Roger McDermott, on Medvedev's Ambitious Military Reform Plans (excerpt):
Russia has announced its most ambitious, systemic military modernization program since the collapse of the USSR, scheduled to deliver a more efficient and combat-ready military by 2020. These plans betray breathtaking confidence. They will include 955 Borey-type submarines, armed with the Bulava sea-launched ballistic missile; ground-based modernized Topol-M ballistic missiles that will completely replace conventional Topols; modern tanks for the army (for instance, the T-80 Chernyy Orel [Black Eagle]); air defense systems (the S-400 surface-to-air missile system); and fifth-generation Russian fighters (series deliveries of the state-of-the-art, multi-purpose Su-35 fighters are due to begin in 2011) (Izvestia, October 20).
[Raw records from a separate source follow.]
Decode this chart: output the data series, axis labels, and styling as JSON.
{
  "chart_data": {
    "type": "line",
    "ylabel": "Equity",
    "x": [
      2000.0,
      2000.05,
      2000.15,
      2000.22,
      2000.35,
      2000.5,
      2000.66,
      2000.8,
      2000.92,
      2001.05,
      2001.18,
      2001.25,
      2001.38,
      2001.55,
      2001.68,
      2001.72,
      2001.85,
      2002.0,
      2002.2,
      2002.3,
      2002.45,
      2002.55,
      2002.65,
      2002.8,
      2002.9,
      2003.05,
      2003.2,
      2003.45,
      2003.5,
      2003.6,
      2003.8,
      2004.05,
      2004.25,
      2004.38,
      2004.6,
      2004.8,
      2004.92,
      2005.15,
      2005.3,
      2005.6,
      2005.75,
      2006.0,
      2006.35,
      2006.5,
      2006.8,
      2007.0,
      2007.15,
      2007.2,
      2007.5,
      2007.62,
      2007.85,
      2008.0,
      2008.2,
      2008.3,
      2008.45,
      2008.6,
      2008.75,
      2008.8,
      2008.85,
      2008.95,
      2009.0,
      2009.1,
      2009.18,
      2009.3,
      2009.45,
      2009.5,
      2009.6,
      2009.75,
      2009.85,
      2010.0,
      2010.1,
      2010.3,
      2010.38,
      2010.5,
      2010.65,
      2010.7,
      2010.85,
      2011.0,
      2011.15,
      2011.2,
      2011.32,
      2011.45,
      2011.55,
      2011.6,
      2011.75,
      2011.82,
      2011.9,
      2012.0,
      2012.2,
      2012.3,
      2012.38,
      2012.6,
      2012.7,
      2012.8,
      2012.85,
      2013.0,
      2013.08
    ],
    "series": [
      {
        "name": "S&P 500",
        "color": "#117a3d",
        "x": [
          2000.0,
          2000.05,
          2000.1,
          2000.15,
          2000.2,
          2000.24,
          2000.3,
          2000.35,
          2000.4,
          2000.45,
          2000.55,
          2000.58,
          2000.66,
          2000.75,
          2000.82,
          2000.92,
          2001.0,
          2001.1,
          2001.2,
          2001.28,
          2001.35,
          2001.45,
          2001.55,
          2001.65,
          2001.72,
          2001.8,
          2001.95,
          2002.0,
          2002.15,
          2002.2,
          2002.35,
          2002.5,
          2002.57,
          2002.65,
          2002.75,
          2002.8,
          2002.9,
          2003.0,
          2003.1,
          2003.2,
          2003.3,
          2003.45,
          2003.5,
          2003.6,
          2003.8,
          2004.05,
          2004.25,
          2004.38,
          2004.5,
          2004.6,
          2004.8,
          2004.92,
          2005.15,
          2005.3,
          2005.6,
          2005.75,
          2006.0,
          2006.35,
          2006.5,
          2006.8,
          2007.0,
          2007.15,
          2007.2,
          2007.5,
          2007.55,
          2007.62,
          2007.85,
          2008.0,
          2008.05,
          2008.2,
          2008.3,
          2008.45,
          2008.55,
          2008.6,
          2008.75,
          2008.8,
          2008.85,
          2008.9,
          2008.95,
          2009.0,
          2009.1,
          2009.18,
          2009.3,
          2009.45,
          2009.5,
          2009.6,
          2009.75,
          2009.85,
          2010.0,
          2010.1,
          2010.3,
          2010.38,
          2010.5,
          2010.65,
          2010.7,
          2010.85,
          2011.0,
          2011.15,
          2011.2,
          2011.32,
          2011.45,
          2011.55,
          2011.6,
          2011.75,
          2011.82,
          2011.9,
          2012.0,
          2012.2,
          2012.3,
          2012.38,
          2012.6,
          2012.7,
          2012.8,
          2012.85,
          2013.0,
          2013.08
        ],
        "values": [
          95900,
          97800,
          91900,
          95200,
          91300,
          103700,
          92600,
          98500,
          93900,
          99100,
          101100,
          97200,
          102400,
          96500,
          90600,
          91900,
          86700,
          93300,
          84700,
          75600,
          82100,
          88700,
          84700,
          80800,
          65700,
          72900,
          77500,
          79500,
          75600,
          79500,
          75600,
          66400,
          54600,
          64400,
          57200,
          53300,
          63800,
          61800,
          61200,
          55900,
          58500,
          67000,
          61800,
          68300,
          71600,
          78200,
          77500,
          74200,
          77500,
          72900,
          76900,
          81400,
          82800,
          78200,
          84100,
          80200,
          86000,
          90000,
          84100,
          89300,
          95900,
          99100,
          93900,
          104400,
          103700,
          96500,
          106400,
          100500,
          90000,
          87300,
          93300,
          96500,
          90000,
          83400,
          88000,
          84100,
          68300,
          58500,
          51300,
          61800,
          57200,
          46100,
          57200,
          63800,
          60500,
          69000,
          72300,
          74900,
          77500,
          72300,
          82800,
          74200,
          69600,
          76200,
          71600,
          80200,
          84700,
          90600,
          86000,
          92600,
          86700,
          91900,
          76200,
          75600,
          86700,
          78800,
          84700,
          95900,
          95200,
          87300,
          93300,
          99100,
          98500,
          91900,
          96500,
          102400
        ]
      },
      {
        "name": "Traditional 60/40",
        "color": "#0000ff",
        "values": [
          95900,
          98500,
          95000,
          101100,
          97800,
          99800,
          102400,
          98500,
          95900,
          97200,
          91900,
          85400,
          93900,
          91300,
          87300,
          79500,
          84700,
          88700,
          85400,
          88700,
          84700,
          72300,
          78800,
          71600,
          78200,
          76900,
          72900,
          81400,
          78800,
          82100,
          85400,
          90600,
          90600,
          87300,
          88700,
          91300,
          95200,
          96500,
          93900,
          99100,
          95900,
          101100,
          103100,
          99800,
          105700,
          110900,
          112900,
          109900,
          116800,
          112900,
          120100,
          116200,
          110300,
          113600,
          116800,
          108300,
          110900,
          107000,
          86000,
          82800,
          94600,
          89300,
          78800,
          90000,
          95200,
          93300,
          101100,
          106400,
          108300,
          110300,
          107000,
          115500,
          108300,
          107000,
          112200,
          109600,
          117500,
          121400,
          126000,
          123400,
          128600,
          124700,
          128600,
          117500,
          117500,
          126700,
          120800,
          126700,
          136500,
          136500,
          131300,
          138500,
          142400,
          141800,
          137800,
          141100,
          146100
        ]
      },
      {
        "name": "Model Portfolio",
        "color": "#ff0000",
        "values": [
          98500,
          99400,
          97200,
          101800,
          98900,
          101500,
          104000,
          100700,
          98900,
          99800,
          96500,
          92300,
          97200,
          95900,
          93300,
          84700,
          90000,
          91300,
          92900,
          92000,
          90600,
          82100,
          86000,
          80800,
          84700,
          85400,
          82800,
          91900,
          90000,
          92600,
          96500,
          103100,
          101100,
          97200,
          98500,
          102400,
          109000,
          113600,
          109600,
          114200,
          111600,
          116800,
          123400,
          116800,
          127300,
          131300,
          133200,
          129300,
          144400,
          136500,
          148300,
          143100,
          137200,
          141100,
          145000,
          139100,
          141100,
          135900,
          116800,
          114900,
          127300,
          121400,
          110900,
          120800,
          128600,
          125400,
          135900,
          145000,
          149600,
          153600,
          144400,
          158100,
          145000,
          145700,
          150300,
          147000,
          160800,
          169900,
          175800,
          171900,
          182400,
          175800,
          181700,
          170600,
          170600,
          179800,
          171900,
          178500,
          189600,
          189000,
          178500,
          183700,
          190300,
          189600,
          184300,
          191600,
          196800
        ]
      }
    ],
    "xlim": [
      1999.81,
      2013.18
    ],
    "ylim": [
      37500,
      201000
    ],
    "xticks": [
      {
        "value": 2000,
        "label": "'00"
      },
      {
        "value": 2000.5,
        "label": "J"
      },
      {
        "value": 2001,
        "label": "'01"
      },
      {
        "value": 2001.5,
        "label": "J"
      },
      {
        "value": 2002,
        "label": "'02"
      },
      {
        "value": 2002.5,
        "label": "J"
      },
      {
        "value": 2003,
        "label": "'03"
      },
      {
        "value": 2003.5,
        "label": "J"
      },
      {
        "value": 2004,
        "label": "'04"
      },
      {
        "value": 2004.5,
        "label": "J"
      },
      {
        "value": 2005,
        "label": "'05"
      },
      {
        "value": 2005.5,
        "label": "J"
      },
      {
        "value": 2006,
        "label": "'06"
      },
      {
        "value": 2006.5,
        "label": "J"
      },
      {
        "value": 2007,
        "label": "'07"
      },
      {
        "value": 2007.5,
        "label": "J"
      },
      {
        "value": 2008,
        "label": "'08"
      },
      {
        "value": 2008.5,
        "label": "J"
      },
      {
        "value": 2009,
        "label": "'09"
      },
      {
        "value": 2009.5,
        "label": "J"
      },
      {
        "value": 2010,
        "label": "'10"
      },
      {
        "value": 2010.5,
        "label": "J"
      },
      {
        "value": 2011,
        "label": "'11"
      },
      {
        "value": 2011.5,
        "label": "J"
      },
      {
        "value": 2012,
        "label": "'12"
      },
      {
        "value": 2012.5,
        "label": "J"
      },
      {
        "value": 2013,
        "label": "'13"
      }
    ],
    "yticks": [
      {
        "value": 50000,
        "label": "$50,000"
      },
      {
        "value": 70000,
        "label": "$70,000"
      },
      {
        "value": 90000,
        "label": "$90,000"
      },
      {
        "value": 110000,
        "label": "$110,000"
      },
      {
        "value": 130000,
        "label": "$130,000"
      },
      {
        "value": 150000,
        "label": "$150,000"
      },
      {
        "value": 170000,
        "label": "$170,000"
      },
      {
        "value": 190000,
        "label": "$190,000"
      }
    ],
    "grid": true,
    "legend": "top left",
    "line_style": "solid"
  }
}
Perhaps even more ambitious are the plans to upgrade all units and subunits to the category of permanent combat readiness units (at the moment the ratio of combat to general readiness units is one to five). There is little public discussion of how these plans may be negatively affected by the sliding price of oil and the economic crisis currently faced by Russia, which until recently has been played down by Prime Minister Vladimir Putin. There are elements of these reforms, however, that have been underestimated by Western commentators and are worth noting. They are a result of Russia’s experience in the war with Georgia in August: the shift to a brigade-based organization and a rapid reaction system that takes existing airborne troops and remolds them to provide more rapidly deployable troops from each military district. Taken together, these reform plans suggest that the Kremlin envisages using conventional warfare to resolve future crises.